Q. What money lessons can we learn from Fugger?A. Fugger had nerves of steel. Although he had great instincts, those instincts were always backed by superior information. He was one of the first businessmen north of the Alps to use modern accounting - he always had a firm grasp of the numbers. He could see the big picture better than any of his competitors. Investors today don't look at the numbers, let alone the footnotes of a 10-K, an annual report of a company's revenue and profits.. In addition, Fugger did not bail out at the first sign of trouble. The most common mistake that investors make is to sell low and buy high. Finally, he could always add value for his customers. He made himself indispensable. That kept him in the game.

Q. What was his biggest money mistake?A. There are a few failures. Some shipping deals didn't work out. The King of Spain raised money from investors to send a fleet to India. Fugger invested in the venture, and the ships never came back. He got the big things right, though. The interesting thing about him is he just went from success to success. A rival of his had a bank - he was in mining like Fugger was - but he made a disastrous attempt to corner the mercury market and ended up dying in debtors' prison.

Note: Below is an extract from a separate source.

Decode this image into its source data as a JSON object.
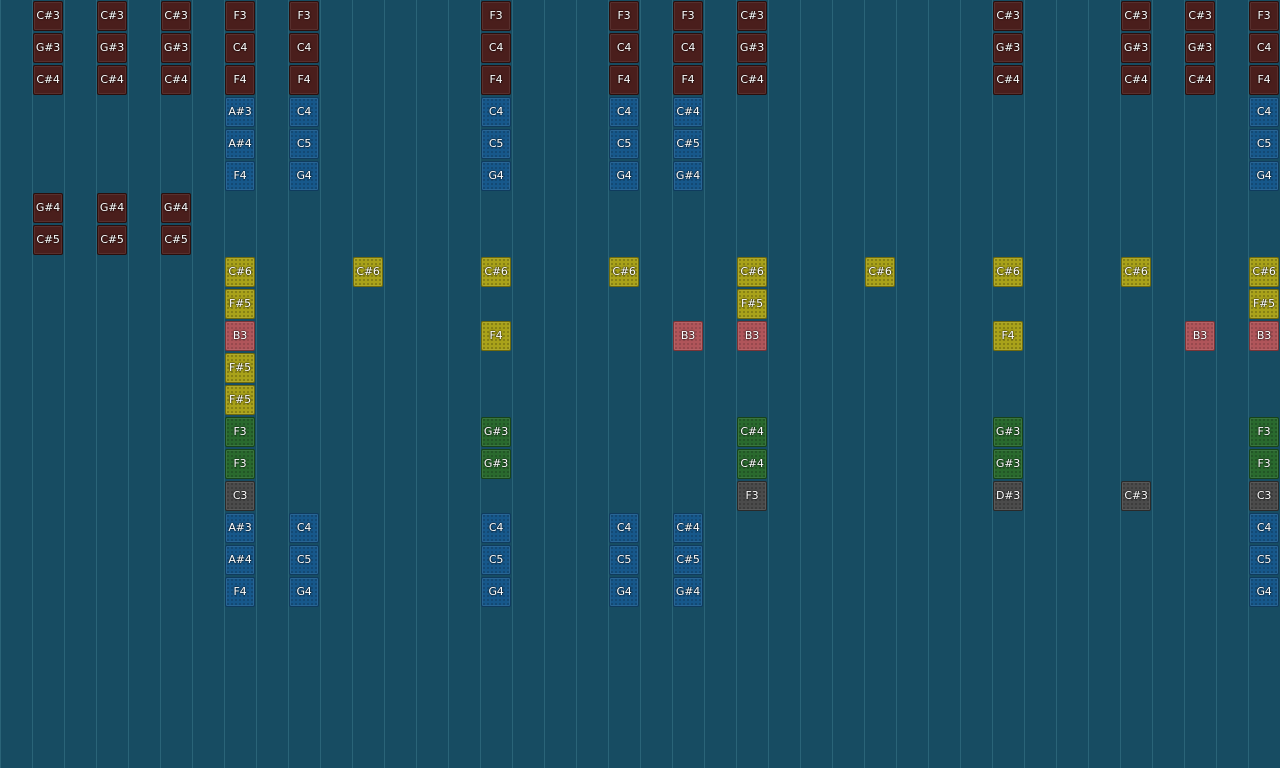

Q. Would Fugger have been a good hedge fund manager?A. Some people just have a gift for making money. He had the gift. The first large investment he made was not only with his money and family's money, but also with money from friends. How he convinced them that an unproven entity could make a massive bet on Austrian silver is beyond me. He must have had a tremendous ability to instill confidence in people. Unfortunately, he didn't leave a diary. The evidence I relied on is fragmentary, including his accounting statements and letters to customers and creditors. Q. Did he actually enjoy his money?A. Fugger had the biggest house in Augsburg, Germany, wore furs and got driven around in coach with 12 horses. It was important to make show of wealth to demonstrate to customers and lenders that he had a lot of money. There was a perception game in those days that symbols mattered more than they do today. You couldn't look at a proxy and see he owned 100 percent of a company. The outward trappings of wealth mattered a great deal. Q. What was Fugger's life like?A. He worked all the time, but for him, like Buffett, work was fun. Buffett says he tap dances to work every day because he loves it. I don't know for sure, but Fugger was made of the same stuff. He worked until his dying breath in 1525 at the age of 66.